Here, b₁ is the slope estimate from your sample data, and SE(b₁) is the standard error of that estimate, which captures how much the slope would vary across different random samples. The logic is simple: if the true slope were zero, how surprising would your observed slope be? A large t-value means your observed slope is far from zero relative to the noise in the data, which makes the null hypothesis harder to defend.

This t-statistic follows a t-distribution with n − 2 degrees of freedom, where n is your sample size. You lose two degrees of freedom because the model estimates two parameters: the intercept and the slope. From the t-value, software calculates a p-value. If that p-value falls below your chosen significance level (commonly 0.05), you reject the null hypothesis and conclude that the relationship between x and y is statistically significant. A p-value above 0.05 means the data are consistent with a zero slope, so you fail to reject the null.

It’s worth noting that the p-value is not a measure of how strong the relationship is. A tiny p-value with a very large sample might correspond to a slope that’s statistically significant but practically meaningless. Always look at the actual slope estimate and the R² value alongside the p-value.

The Null Hypothesis for Multiple Regression

When your model includes more than one predictor, there are two levels of null hypothesis testing. First, each individual predictor has its own null hypothesis: H₀: βₖ = 0, tested with its own t-test. This tells you whether that specific predictor contributes to the model after accounting for all the other predictors.

Second, there’s an overall F-test for the entire model. The null hypothesis here is that all slope coefficients equal zero simultaneously. You can think of it as comparing two models: a “reduced” model that only includes the intercept (predicting y with just its average), and the “full” model with all your predictors. In formal notation:

Null (reduced model): y = β₀ + ε (no predictors matter)
Alternative (full model): y = β₀ + β₁x₁ + β₂x₂ + … + ε (at least one predictor matters)
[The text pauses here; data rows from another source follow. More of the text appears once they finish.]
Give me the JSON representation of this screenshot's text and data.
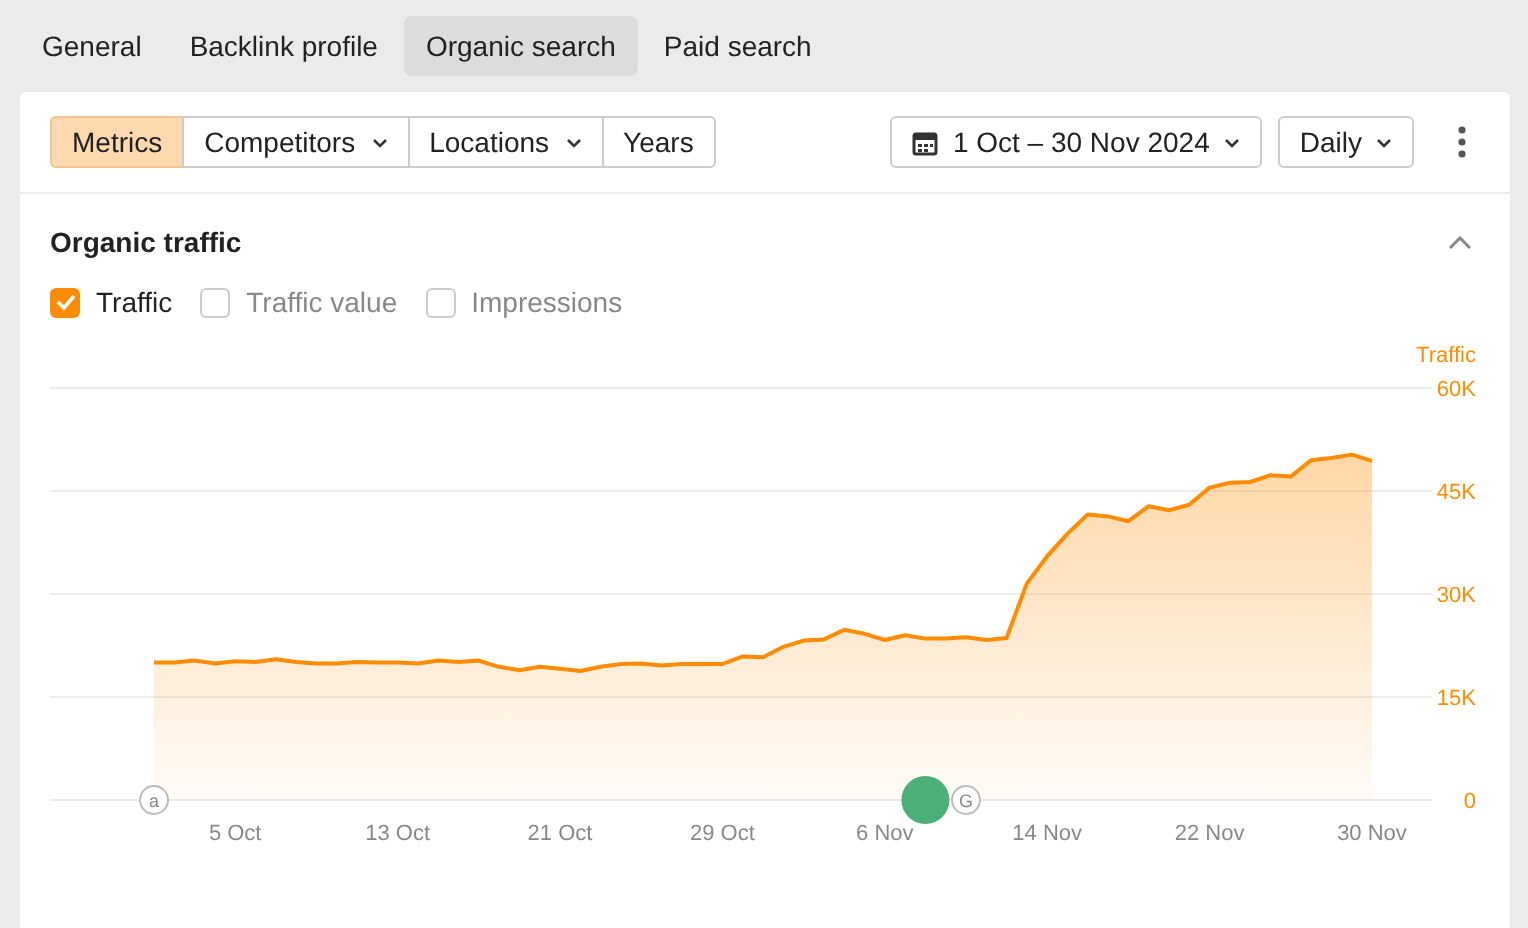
{
  "tabs": [
    {
      "label": "General",
      "selected": false
    },
    {
      "label": "Backlink profile",
      "selected": false
    },
    {
      "label": "Organic search",
      "selected": true
    },
    {
      "label": "Paid search",
      "selected": false
    }
  ],
  "toolbar": {
    "segments": [
      {
        "label": "Metrics",
        "selected": true,
        "dropdown": false
      },
      {
        "label": "Competitors",
        "selected": false,
        "dropdown": true
      },
      {
        "label": "Locations",
        "selected": false,
        "dropdown": true
      },
      {
        "label": "Years",
        "selected": false,
        "dropdown": false
      }
    ],
    "date_range": "1 Oct – 30 Nov 2024",
    "granularity": "Daily"
  },
  "section": {
    "title": "Organic traffic",
    "expanded": true,
    "checkboxes": [
      {
        "label": "Traffic",
        "checked": true
      },
      {
        "label": "Traffic value",
        "checked": false
      },
      {
        "label": "Impressions",
        "checked": false
      }
    ],
    "markers": [
      {
        "kind": "letter",
        "label": "a"
      },
      {
        "kind": "dot",
        "color": "#4caf78"
      },
      {
        "kind": "letter",
        "label": "G"
      }
    ],
    "chart_data": {
      "type": "area",
      "grid": true,
      "ylim": [
        0,
        60
      ],
      "categories": [
        null,
        null,
        null,
        null,
        "5 Oct",
        null,
        null,
        null,
        null,
        null,
        null,
        null,
        "13 Oct",
        null,
        null,
        null,
        null,
        null,
        null,
        null,
        "21 Oct",
        null,
        null,
        null,
        null,
        null,
        null,
        null,
        "29 Oct",
        null,
        null,
        null,
        null,
        null,
        null,
        null,
        "6 Nov",
        null,
        null,
        null,
        null,
        null,
        null,
        null,
        "14 Nov",
        null,
        null,
        null,
        null,
        null,
        null,
        null,
        "22 Nov",
        null,
        null,
        null,
        null,
        null,
        null,
        null,
        "30 Nov"
      ],
      "yticks": [
        {
          "value": 0,
          "label": "0"
        },
        {
          "value": 15,
          "label": "15K"
        },
        {
          "value": 30,
          "label": "30K"
        },
        {
          "value": 45,
          "label": "45K"
        },
        {
          "value": 60,
          "label": "60K"
        }
      ],
      "series": [
        {
          "name": "Traffic",
          "color": "#ff8c00",
          "values": [
            20.0,
            20.0,
            20.3,
            19.9,
            20.2,
            20.1,
            20.5,
            20.1,
            19.9,
            19.9,
            20.1,
            20.0,
            20.0,
            19.9,
            20.3,
            20.1,
            20.3,
            19.4,
            18.9,
            19.4,
            19.1,
            18.8,
            19.4,
            19.8,
            19.9,
            19.6,
            19.8,
            19.8,
            19.8,
            20.9,
            20.8,
            22.3,
            23.2,
            23.4,
            24.8,
            24.2,
            23.3,
            24.0,
            23.5,
            23.5,
            23.7,
            23.3,
            23.6,
            31.5,
            35.5,
            38.8,
            41.6,
            41.3,
            40.6,
            42.8,
            42.2,
            43.0,
            45.5,
            46.2,
            46.3,
            47.3,
            47.1,
            49.5,
            49.8,
            50.3,
            49.4
          ]
        }
      ]
    }
  }
}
If the F-test is significant, at least one of your predictors has a real relationship with the outcome. If it’s not significant, the model as a whole doesn’t explain y better than simply using the mean. For simple linear regression with just one predictor, the F-test and the t-test on the slope give you the same result.

What About the Intercept?

Most regression output also shows a null hypothesis test for the intercept: H₀: β₀ = 0. This tests whether the predicted value of y is zero when x equals zero. In practice, this test is often irrelevant. If your data don’t include values near x = 0, or if x = 0 doesn’t make real-world sense (like testing whether height predicts weight when height is zero), the intercept’s p-value is meaningless.

Only interpret the intercept test when two conditions are met: your data actually include observations near x = 0, and it’s scientifically plausible that the outcome could be zero at that point. Otherwise, treat the intercept as a mathematical necessity for fitting the line and ignore its p-value.
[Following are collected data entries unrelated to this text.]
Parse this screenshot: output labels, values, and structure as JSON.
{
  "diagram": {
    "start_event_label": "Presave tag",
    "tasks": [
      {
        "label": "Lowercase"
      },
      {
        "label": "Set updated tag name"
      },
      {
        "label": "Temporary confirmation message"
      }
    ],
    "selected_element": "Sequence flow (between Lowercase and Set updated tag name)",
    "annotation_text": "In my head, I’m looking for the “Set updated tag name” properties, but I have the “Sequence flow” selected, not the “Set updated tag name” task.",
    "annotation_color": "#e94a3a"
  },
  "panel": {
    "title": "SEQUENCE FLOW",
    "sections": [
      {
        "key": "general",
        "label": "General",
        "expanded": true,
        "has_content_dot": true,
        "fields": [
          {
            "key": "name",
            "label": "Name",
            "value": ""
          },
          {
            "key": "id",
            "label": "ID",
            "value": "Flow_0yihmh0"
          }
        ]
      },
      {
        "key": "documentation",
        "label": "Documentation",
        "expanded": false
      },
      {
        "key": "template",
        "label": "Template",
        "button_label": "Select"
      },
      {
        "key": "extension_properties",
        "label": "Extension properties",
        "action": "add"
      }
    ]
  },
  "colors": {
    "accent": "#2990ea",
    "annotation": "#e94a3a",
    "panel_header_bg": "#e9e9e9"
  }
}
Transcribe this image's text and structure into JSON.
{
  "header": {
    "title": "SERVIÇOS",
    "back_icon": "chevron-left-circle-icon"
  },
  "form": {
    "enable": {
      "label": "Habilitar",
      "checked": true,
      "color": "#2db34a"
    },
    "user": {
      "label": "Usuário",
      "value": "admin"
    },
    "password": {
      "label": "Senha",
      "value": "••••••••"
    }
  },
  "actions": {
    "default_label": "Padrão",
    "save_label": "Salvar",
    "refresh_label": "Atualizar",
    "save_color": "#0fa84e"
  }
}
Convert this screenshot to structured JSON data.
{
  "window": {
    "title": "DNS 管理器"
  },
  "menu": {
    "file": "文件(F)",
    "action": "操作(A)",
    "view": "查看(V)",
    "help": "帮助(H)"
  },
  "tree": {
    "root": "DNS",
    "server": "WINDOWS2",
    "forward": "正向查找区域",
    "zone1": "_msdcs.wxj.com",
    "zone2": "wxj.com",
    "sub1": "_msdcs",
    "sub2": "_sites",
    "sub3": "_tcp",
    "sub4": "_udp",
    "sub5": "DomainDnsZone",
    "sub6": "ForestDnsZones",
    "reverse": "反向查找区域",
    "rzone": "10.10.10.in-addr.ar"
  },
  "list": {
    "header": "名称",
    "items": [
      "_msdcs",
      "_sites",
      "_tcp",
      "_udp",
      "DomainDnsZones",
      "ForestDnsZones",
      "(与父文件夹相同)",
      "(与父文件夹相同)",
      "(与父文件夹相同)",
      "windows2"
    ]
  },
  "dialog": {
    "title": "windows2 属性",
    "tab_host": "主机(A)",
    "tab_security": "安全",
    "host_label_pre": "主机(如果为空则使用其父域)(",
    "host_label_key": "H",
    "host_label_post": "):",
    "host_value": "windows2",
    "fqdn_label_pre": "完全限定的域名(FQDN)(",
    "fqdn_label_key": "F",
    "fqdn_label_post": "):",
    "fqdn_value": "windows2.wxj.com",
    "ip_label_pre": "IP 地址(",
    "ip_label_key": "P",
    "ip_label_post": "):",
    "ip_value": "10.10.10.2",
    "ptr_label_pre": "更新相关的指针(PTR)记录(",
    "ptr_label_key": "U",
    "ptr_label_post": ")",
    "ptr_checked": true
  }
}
Assumptions That Must Hold

The null hypothesis test only gives valid results if four assumptions about your data are met. Mild violations won’t ruin your analysis, but serious violations can make your p-values unreliable.

Linearity: The relationship between x and y is actually linear, not curved. If you plot the residuals (the differences between observed and predicted values), they should scatter randomly around zero with no pattern.
Normality: The residuals follow a roughly normal distribution. This matters most with small samples. With large samples, the t-test is robust to non-normal residuals.
Equal variance: The spread of residuals stays consistent across all values of x. If the residuals fan out or narrow as x increases, your standard errors (and therefore your p-values) may be wrong.
Independence: Each observation is independent of the others. This is about how you collected the data, not something you can fix after the fact. Repeated measurements on the same person or data collected over time often violate this assumption.

Before interpreting any null hypothesis test in regression, check these assumptions using residual plots. If the assumptions are badly violated, the p-value next to your slope might be telling you something that isn’t true.